D’un pas lent, Jacques Monpoël, 90 ans, quitte son bureau de vote. Fatigué et malade, ce nonagénaire fêtera son anniversaire dans quelques jours. « Vivre vieux et seul, c’est très pénible. Je pense que ce sera mon dernier vote. » Jacques fait partie des rares votants de Roubaix. C’est en effet encore un triste record dont se serait bien passée la ville : au premier tour des régionales et départementales, la cité du textile n’a pas dépassé les 16 % de participation, pire score de la région des Hauts-de-France.
Pour cette commune de 91 186 habitants, dont 46 900 inscrits sur les listes électorales, le second tour risque de ne pas faire déplacer davantage d’électeurs.
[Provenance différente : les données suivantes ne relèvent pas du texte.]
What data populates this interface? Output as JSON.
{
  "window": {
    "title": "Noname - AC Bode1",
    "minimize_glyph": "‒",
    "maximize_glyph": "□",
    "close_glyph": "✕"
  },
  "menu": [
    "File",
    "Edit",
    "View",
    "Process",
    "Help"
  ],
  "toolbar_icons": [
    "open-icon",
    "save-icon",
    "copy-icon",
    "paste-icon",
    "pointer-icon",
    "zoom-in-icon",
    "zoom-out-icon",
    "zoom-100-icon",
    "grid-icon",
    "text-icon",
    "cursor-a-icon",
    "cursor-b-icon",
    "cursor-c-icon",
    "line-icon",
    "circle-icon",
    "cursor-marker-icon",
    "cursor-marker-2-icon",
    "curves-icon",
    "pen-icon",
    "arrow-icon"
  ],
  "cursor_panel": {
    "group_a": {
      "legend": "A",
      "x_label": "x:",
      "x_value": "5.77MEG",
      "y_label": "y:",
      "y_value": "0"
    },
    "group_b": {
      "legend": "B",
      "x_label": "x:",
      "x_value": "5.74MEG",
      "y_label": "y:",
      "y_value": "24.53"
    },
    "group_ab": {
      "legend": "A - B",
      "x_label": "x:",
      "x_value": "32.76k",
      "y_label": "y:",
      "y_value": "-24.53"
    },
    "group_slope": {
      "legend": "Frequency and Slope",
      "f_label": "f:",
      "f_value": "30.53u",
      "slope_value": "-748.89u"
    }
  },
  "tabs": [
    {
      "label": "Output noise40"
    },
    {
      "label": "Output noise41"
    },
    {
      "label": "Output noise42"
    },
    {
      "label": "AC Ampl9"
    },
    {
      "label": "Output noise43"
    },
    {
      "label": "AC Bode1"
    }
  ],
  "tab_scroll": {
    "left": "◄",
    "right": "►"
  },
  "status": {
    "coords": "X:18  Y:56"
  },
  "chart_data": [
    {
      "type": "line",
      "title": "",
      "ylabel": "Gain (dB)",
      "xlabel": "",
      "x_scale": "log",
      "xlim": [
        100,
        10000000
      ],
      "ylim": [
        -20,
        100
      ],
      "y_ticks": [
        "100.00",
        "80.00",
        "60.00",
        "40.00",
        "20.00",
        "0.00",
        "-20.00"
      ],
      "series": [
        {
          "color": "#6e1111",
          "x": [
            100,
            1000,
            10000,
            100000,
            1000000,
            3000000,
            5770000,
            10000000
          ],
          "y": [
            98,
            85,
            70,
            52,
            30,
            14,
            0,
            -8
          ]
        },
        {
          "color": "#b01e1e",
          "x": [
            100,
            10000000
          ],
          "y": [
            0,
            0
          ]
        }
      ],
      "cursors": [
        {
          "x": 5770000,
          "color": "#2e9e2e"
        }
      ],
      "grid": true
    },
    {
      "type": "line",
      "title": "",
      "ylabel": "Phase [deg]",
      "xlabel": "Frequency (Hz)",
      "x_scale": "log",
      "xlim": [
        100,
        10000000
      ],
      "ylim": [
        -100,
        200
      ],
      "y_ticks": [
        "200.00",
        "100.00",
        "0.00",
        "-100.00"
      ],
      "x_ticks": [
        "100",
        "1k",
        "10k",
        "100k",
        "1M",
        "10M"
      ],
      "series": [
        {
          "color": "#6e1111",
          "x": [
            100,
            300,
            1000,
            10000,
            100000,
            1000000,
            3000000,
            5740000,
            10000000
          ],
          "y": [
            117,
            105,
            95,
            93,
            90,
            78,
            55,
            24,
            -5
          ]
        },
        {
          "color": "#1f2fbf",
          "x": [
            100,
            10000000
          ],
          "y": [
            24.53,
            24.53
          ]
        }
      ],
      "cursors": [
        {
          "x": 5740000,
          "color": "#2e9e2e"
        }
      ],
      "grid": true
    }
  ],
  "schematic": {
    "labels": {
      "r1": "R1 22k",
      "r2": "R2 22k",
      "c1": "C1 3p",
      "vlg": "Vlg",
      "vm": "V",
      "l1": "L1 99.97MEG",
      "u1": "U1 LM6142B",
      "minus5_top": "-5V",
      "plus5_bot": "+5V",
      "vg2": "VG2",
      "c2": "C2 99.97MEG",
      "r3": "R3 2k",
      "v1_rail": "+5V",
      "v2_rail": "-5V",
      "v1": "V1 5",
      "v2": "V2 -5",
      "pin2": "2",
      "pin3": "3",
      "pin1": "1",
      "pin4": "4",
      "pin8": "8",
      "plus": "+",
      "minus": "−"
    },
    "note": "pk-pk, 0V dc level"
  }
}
A midi, le taux de participation était de 7,73 %, quand il était de 12,11 % à l’échelle régionale et de 12,66 % à l’échelle nationale.
Devant l’école Voltaire, dans le quartier très populaire de l’Alma, l’ambiance est pourtant bonne dans le bureau 127. Le président du bureau, Michel Gacem, adjoint aux sports, a ramené les croissants pour motiver les assesseurs. « On va encore cataloguer Roubaix pour dire qu’on ne vote pas, regrette-t-il. Il y a pourtant pleins de talents ici, mais on parle plutôt des dealers. J’espère que les jeunes vont se déplacer cet après-midi. » Cette semaine encore, les clubs sportifs de la ville ont proposé des « sensibilisations pour aller voter », avance l’adjoint de Guillaume Delbar. Mais il compte surtout sur les parents pour motiver leurs enfants. « Ma fille est infirmière, explique-il, je lui ai envoyé un texto ce matin pour qu’elle n’oublie pas. »
Dans le bureau voisin, à midi, le taux de participation atteint à peine les 4 %. Avec 3,94 % de votants, soit 51 personnes sur 1 296 inscrits, le bureau 122 risque encore de décrocher le triste record d’abstention roubaisien. « C’était la fête des pères dimanche dernier, et puis, avec ce que l’on vient de traverser, les gens veulent vivre, se retrouver, estime Alain Merlin, le président du bureau. Beaucoup ont souffert et vont encore souffrir, on voit beaucoup de personnes perturbées. » Quelques lueurs d’espoir égayent pourtant le paysage roubaisien. Hier, une parade a été organisée dans les rues de l’Alma sur le thème des Jeux olympiques. « Ce n’était pas grand-chose, mais les gens étaient heureux de reprendre une vie normale, poursuit Alain Merlin. Il faut leur redonner un peu d’espoir. »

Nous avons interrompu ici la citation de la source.